Bank of Baroda dumps Guptas
Johannesburg - Bank of Baroda has reportedly dumped the Guptas, leaving scores of Oakbay Investments’ employees in a state of panic about how they will be paid their salaries in the coming months.
Speaking on condition anonymity, workers of the Gupta-owned media-arm of Oakbay - The New Age newspapers and ANN7 - on Tuesday confirmed that management broke the news at a meeting called shortly after midday.
“We understand that Bank of Baroda has given them (Guptas) a month to find a new home.
“This is really worrying,” said a worker at the meeting.
The employees, including journalists, said they were summoned to a staff meeting at the company offices in Midrand on Tuesday afternoon.
Addressed by Employee Relations Manager Kgomotso Amazu, staff were told about the India-based bank’s intention to cut ties with Gupta-owned businesses.
One source said that after the briefing, “Kgomotso asked us to sign a petition because the Bank of Baroda have given the Guptas notice to say that they will no longer be doing business with them.
“She (Amazu) said they needed the employees’ support to try and fight the decision and get the Bank of Baroda to reverse its decision.”
Another employee said: “It was just her and ANN7 news editor, Abhinav Sahay, addressing us.
“It appears that the other managers were briefed before us.
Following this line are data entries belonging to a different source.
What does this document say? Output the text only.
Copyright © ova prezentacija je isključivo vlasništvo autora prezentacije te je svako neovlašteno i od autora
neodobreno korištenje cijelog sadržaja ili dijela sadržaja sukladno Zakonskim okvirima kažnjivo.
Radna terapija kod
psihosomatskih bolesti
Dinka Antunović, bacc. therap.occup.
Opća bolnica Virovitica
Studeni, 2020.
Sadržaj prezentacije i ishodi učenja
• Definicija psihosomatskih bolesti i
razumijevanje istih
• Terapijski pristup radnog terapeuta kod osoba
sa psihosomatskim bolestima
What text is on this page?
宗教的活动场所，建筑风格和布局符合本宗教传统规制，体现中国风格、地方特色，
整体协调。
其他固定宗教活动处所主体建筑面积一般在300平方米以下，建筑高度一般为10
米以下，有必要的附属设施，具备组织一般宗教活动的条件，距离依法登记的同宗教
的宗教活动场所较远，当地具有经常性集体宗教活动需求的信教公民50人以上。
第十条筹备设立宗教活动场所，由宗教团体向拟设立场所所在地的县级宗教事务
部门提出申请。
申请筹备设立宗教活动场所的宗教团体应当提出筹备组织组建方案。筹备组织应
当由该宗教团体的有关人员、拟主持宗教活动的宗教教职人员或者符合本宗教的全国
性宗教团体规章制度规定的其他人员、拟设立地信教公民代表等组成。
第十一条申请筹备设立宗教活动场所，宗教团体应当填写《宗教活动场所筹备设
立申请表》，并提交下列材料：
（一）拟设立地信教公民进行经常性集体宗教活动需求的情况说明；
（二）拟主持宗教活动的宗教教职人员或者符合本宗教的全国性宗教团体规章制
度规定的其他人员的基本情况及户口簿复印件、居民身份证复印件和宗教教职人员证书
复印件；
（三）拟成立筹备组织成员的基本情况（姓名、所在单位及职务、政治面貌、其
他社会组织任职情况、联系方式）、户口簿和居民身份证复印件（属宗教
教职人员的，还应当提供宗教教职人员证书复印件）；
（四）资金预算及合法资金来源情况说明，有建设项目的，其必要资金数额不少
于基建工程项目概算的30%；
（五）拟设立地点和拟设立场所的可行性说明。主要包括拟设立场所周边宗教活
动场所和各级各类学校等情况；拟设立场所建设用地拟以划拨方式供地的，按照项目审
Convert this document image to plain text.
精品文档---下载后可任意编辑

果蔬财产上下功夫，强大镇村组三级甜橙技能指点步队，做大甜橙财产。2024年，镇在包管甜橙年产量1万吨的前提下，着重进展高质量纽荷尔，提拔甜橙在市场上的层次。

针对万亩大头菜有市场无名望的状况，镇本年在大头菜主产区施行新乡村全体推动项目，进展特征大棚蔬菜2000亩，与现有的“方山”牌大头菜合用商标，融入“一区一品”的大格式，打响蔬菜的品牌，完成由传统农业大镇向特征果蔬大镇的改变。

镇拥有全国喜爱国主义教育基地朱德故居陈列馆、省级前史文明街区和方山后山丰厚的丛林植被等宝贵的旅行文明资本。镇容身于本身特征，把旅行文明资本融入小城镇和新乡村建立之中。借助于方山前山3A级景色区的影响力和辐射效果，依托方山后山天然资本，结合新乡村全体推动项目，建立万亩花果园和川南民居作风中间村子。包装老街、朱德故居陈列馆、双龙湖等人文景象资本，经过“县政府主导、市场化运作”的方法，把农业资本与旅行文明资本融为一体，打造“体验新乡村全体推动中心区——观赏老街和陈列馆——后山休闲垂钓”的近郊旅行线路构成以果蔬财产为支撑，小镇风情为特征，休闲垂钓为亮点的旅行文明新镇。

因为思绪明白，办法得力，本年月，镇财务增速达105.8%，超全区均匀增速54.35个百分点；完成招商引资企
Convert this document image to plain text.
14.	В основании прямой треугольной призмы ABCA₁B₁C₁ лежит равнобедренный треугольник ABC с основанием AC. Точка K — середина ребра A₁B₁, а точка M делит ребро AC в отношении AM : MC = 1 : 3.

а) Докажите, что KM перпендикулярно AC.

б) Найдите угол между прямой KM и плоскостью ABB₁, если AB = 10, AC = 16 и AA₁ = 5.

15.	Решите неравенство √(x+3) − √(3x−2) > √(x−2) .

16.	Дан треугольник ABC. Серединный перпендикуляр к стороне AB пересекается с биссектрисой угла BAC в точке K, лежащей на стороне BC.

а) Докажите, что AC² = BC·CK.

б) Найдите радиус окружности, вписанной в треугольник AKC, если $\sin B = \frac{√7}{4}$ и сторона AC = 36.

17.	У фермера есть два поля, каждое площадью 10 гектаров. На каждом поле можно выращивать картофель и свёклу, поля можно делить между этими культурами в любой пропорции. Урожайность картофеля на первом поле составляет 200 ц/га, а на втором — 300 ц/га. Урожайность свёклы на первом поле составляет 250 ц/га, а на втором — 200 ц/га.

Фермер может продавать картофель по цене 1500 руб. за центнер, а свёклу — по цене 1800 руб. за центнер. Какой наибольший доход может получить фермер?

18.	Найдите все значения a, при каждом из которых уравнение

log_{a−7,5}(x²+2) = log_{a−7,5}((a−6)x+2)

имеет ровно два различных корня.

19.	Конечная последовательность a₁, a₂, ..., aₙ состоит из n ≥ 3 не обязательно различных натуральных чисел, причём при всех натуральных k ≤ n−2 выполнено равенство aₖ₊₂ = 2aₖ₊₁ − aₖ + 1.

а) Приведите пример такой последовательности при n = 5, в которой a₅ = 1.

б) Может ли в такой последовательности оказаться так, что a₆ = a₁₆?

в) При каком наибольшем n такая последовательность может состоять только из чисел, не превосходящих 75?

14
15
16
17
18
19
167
So the two just came down to address the remainder of the staff.”
The employees said that they were not shown the letter from the Bank of Baroda and were not aware when exactly the bank would execute its decision, one that would likely impact on the payment of salaries as well as creditors.
Amazu confirmed the staff meeting was held but did not want to comment on what transpired.
She referred all inquiries to the senior general manager, Gary Naidoo. Naidoo did not respond to numerous calls.
Oakbay lawyer Gert van der Merwe also referred The Star to Naidoo.
The Star contacted the Bank of Baroda but were told its Joburg office general manager, Shaikh Rauf, has since gone back to India.
In March, when news first emerged of the India-based lender winding down its relationship with companies related to the Gupta family to ensure it is in compliance with banking rules, an unnamed Oakbay spokesperson dismissed it as fake news.
“This is just more evidence of a campaign, by some against Oakbay, based, as usual, on nothing more than innuendo,” the Oakbay spokesperson said then.
The troubles for the Oakbay group of companies began in April last year when a number of banks and other financial and auditing firms decided to terminate their relationship with the Guptas following a scathing report that accused the family of being embroiled in state capture.
Although the family has denied the allegations, a series of emails have linked them to several government officials.
On April 6 last year, First National Bank became the last major South African bank to close the accounts of Gupta-owned investment company, Oakbay.
This happened after numerous banks, including Absa, had earlier that month also made similar decisions.
Other companies included Sasfin Capital and auditing firm KPMG. KPMG seemed to take the decision when South Africans became aware of the Gupta family’s influence in government and state-owned enterprises.
KPMG was the auditor of all Gupta owned-businesses. KPMG chief executive Trevor Hoole reportedly told staff via an email that, “In our view, the association risk is simply much too great for us to continue”.
In their bid to reverse the decisions, Oakbay-owned companies then undertook to start setting up meetings to try to mend relations with the banks and other institutions.
The then Oakbay Investment CEO Nazeem Howa made the move after shares in Oakbay Resources and Energy dropped by 16% in April last year.
After all else failed, the matter was referred to the high court in Pretoria in which the Guptas argued that the move by the banks was illegal, but judgment has been reserved since March this year.
A Bank of Baroda employee, known only as Dhjaat, refused to reveal the details of the termination with Oakbay.
“We only communicate with our client,” was all he said before cutting off the phone.